Re: [ext4 io hang] buffered write io hang in balance_dirty_pages

Dave Chinner <dchinner@xxxxxxxxxx> · Fri, 28 Apr 2023 09:33:20 +1000

On Thu, Apr 27, 2023 at 10:20:28AM +0800, Ming Lei wrote:
> Hello Guys,
> 
> I got one report in which buffered write IO hangs in balance_dirty_pages,
> after one nvme block device is unplugged physically, then umount can't
> succeed.

The bug here is that the device unplug code has not told the
filesystem that it's gone away permanently.

This is the same problem we've been having for the past 15 years -
when block device goes away permanently it leaves the filesystem and
everything else dependent on the block device completely unaware
that they are unable to function anymore. IOWs, the block
device remove path is relying on -unreliable side effects- of
filesystem IO error handling to produce what we'd call "correct
behaviour".

The block device needs to be shutting down the filesystem when it
has some sort of fatal, unrecoverable error like this (e.g. hot
unplug). We have the XFS_IOC_GOINGDOWN ioctl for telling the
filesystem it can't function anymore. This ioctl
(_IOR('X',125,__u32)) has also been replicated into ext4, f2fs and
CIFS and it gets exercised heavily by fstests. Hence this isn't XFS
specific functionality, nor is it untested functionality.
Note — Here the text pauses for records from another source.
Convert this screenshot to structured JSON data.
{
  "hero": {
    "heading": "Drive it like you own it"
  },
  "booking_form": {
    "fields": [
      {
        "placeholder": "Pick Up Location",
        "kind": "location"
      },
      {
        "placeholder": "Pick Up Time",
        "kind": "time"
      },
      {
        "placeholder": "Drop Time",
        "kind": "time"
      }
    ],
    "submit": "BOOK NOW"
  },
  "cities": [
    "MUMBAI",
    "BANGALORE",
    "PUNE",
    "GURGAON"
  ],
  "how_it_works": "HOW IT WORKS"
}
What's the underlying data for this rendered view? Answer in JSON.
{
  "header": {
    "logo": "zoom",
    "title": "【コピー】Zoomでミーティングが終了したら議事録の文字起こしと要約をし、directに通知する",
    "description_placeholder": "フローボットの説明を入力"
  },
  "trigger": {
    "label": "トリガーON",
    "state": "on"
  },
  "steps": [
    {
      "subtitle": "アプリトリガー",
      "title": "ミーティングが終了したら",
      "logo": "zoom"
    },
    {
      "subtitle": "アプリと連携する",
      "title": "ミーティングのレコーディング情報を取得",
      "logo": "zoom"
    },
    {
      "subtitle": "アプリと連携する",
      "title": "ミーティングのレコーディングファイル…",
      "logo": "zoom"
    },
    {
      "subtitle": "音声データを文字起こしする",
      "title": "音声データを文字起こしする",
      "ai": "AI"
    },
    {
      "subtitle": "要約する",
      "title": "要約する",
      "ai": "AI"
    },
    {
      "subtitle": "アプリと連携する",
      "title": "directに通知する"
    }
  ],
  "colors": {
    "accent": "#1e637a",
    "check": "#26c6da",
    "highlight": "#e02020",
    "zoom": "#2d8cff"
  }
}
The ioctl should be lifted to the VFS as FS_IOC_SHUTDOWN and a
super_operations method added to trigger a filesystem shutdown.
That way the block device removal code could simply call
sb->s_ops->shutdown(sb, REASON) if it exists rather than
sync_filesystem(sb) if there's a superblock associated with the
block device. Then all these 

This way we won't have to spend another two decades of people
complaining about how applications and filesystems hang when they
pull the storage device out from under them and the filesystem
didn't do something that made it notice before the system hung....

> So far only observed on ext4 FS, not see it on XFS.
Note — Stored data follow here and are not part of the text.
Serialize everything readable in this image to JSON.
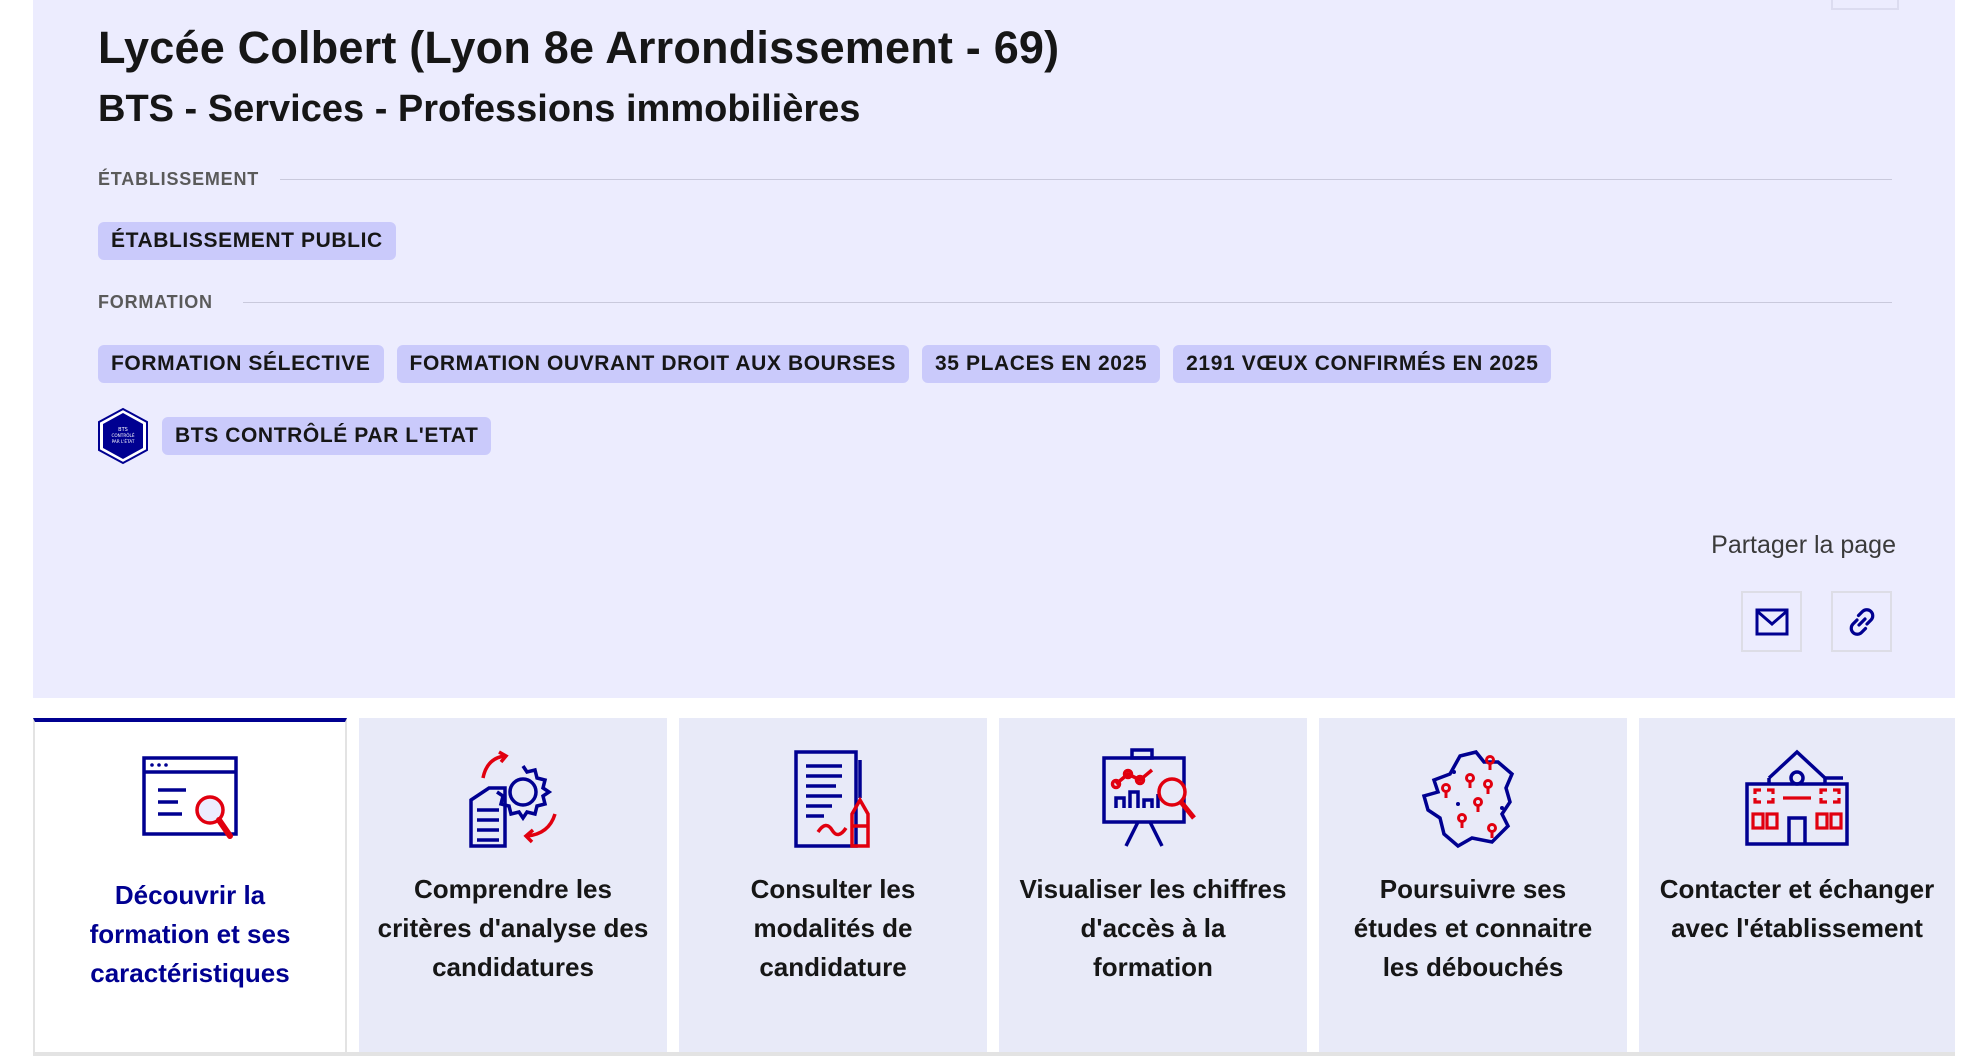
{
  "header": {
    "title": "Lycée Colbert (Lyon 8e Arrondissement - 69)",
    "subtitle": "BTS - Services - Professions immobilières"
  },
  "establishment": {
    "label": "ÉTABLISSEMENT",
    "tags": [
      "ÉTABLISSEMENT PUBLIC"
    ]
  },
  "formation": {
    "label": "FORMATION",
    "tags": [
      "FORMATION SÉLECTIVE",
      "FORMATION OUVRANT DROIT AUX BOURSES",
      "35 PLACES EN 2025",
      "2191 VŒUX CONFIRMÉS EN 2025"
    ],
    "bts_badge": {
      "label": "BTS CONTRÔLÉ PAR L'ETAT",
      "icon": "bts-controle-etat-icon",
      "icon_text": [
        "BTS",
        "CONTRÔLÉ",
        "PAR L'ÉTAT"
      ]
    }
  },
  "share": {
    "label": "Partager la page",
    "buttons": [
      {
        "name": "share-email-button",
        "icon": "mail-icon"
      },
      {
        "name": "share-link-button",
        "icon": "link-icon"
      }
    ]
  },
  "tabs": [
    {
      "label": "Découvrir la formation et ses caractéristiques",
      "icon": "browser-search-icon",
      "active": true
    },
    {
      "label": "Comprendre les critères d'analyse des candidatures",
      "icon": "document-gear-icon",
      "active": false
    },
    {
      "label": "Consulter les modalités de candidature",
      "icon": "document-pen-icon",
      "active": false
    },
    {
      "label": "Visualiser les chiffres d'accès à la formation",
      "icon": "chart-board-icon",
      "active": false
    },
    {
      "label": "Poursuivre ses études et connaitre les débouchés",
      "icon": "france-map-icon",
      "active": false
    },
    {
      "label": "Contacter et échanger avec l'établissement",
      "icon": "school-building-icon",
      "active": false
    }
  ],
  "colors": {
    "primary_blue": "#000091",
    "accent_red": "#e1000f",
    "hero_background": "#ececfe",
    "tag_background": "#cacafb",
    "tile_background": "#e8eaf8"
  }
}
Pure dumb luck - a journal IO failed on XFS (probably during the
sync_filesystem() call) and that shut the filesystem down.

> I guess it isn't
> related with disk type, and not tried such test on other type of disks yet,
> but will do.

It can happen on any block device based storage that gets pulled
from under any filesystem without warning.

> Seems like dirty pages aren't cleaned after ext4 bio is failed in this
> situation?

Yes, because the filesystem wasn't shut down on device removal to
tell it that it's allowed to toss away dirty pages as they cannot be
cleaned via the IO path....

-Dave.
-- 
Dave Chinner
dchinner@xxxxxxxxxx